A few days ago, Frank Sonnenberg (www.franksonnenberg.com) wrote an article entitled Leadership: Promoting Beliefs and Values. He stated that great leaders never miss an opportunity to reinforce their organisations beliefs and values because it is these beliefs and values that form the core of an organisations culture. Quite rightly he goes on to posit that these beliefs and values affect the norms of behaviour and can change attitudes and this is why management must support them by clear and visible actions.
He goes on to list a number of very significant questions that test a firm’s commitment to its values. I recommend you read the article in full. It can be found here.
However, I’d like to play devil’s advocate for a few minutes and maybe turn the whole idea on its head!
I believe that the natural order of things in a firm is for the owner/founder/CEO/Leader to hire in his own image. By that, I mean, you tend to surround yourself with people that have very similar beliefs and values. I agree that as a firm grows this may become more difficult and more fractionalised but in essence the principle is true.

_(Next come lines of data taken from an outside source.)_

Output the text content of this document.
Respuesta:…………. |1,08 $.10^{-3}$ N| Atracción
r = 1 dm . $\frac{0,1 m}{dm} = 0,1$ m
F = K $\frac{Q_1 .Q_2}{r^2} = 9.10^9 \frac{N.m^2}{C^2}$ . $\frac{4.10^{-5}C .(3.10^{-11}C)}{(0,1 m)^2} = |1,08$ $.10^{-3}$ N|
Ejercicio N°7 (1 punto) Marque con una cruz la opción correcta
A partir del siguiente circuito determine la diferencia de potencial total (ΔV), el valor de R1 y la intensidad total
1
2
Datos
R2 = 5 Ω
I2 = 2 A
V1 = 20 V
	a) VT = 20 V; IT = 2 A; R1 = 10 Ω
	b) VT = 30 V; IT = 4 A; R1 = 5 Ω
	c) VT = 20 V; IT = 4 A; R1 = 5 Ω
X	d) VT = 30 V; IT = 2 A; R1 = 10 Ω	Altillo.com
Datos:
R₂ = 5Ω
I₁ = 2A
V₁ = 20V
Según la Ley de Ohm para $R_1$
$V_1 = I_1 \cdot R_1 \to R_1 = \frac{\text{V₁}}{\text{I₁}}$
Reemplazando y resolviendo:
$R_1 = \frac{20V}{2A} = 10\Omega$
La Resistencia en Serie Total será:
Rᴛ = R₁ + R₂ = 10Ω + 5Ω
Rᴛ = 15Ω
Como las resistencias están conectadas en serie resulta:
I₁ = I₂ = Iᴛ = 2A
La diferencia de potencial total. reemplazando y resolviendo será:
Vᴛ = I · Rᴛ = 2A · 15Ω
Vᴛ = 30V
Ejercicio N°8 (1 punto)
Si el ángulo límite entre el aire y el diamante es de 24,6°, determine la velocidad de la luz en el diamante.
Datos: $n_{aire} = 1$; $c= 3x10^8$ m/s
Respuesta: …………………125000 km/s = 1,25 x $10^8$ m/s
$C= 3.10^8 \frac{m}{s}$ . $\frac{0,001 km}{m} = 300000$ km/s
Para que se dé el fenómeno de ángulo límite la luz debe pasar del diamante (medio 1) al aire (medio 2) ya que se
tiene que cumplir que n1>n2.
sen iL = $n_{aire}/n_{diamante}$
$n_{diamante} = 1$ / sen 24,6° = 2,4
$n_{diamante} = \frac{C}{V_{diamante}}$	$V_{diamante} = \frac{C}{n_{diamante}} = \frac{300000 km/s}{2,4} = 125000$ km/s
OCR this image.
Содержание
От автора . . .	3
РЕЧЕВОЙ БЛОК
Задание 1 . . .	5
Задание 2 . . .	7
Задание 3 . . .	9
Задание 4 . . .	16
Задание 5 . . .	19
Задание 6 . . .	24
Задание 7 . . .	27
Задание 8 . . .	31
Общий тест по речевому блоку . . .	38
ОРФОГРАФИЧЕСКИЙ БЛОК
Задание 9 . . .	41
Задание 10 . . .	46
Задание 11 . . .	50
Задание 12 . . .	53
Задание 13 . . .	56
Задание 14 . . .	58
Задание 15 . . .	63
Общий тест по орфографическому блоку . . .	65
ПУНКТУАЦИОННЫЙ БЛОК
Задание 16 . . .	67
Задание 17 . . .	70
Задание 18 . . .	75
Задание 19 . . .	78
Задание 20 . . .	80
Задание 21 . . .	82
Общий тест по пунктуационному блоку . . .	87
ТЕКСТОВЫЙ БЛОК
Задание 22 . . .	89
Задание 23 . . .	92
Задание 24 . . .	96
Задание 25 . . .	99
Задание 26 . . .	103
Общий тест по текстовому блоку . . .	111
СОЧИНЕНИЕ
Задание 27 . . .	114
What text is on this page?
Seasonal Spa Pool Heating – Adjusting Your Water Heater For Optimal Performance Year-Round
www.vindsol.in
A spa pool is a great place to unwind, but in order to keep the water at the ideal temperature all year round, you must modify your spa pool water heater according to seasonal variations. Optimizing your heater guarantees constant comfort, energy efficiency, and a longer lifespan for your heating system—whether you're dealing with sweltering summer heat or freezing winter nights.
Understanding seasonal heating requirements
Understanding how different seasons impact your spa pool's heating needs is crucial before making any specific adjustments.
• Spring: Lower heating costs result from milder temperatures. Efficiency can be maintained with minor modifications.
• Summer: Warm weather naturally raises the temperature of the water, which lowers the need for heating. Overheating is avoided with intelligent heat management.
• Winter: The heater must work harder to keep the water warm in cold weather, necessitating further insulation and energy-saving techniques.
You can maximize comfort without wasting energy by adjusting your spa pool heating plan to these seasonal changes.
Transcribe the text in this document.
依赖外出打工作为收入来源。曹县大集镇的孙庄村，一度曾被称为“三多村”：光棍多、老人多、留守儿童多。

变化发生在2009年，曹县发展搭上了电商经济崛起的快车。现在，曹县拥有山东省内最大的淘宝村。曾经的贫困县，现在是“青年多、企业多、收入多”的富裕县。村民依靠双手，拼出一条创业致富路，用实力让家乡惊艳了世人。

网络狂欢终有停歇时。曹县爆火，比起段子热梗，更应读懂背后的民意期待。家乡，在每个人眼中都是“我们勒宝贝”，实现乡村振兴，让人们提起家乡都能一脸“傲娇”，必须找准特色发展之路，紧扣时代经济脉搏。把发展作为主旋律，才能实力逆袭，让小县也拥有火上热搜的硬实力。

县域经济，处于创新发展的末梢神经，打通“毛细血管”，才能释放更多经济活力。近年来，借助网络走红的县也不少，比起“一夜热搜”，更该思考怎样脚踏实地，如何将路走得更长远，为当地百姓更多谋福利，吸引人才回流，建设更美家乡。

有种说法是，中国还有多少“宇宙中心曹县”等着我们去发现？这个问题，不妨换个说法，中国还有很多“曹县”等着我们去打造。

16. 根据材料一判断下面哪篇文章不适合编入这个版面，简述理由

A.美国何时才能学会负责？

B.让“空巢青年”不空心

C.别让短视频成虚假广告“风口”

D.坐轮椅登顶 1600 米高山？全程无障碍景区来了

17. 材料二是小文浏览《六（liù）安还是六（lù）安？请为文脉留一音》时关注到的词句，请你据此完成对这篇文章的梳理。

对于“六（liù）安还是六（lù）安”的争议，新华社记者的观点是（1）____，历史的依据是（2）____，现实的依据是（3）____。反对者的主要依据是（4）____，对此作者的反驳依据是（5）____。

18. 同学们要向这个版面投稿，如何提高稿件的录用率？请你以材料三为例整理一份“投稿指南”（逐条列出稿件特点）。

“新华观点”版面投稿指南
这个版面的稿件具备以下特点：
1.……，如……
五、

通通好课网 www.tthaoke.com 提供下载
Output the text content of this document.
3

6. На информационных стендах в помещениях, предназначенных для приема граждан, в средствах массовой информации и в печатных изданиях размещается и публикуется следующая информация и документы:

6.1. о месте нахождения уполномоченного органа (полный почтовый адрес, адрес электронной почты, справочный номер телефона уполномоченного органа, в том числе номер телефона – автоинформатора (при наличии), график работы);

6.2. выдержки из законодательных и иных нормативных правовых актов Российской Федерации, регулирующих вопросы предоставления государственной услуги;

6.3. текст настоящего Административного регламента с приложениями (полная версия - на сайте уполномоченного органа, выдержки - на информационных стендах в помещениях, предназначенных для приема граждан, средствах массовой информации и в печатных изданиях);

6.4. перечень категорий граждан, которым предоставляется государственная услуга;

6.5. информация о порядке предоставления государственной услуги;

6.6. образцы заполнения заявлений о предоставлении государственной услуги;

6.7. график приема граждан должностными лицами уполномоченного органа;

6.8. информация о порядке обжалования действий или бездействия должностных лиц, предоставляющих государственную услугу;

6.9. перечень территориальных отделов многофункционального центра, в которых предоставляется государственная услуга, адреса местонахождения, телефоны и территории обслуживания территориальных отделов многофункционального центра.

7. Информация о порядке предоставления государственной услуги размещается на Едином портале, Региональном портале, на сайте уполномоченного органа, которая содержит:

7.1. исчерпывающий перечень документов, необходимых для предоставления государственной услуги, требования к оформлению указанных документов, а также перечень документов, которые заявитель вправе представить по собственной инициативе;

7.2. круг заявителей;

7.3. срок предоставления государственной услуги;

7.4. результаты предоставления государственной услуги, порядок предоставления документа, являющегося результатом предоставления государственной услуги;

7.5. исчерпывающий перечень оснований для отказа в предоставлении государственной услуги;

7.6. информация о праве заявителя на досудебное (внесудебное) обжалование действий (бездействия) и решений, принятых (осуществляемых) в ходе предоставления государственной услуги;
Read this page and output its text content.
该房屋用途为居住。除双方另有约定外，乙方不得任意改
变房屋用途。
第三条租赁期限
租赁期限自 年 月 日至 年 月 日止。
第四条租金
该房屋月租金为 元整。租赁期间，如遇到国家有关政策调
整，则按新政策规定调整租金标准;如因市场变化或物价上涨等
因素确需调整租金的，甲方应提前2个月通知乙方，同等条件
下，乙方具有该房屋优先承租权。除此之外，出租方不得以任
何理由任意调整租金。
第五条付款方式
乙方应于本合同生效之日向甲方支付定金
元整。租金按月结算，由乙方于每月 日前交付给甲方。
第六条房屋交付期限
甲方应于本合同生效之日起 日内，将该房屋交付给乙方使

With this in mind, is it likely that core beliefs and values are at risk? You might say that if the guy at the top is not consistent then the firm’s culture will not be consistent. In this case, I would argue that such inconsistency will lead the firm to failure so the leader is not a true leader.
In my firm, we have identified four key behavioural areas; Driving for Results, Working Together, Making Great Decisions and Doing it Right. When we interview potential new employees, we spend as much time as needed to understand the candidate’s attitudes and values in each behavioural area. We have developed a series of primary and secondary questions designed to solicit opinion and anecdote in each area. The primary reason for this approach is to ensure we continue to hire people that fit the culture.
My hypothesis is that by building structures that ensure you continue to hire to fit the culture and by simple consistency of message the firm’s culture will always be self-healing.
Our vision, our clear picture of the future, is still in its formative stages. After reading Full Steam Ahead by Ken Blanchard and Jesse Stoner, I threw out the old vision statement and have started the process of jointly developing a vision so that we can be “Full Steam Ahead”… but you need to read the book to fully understand that concept!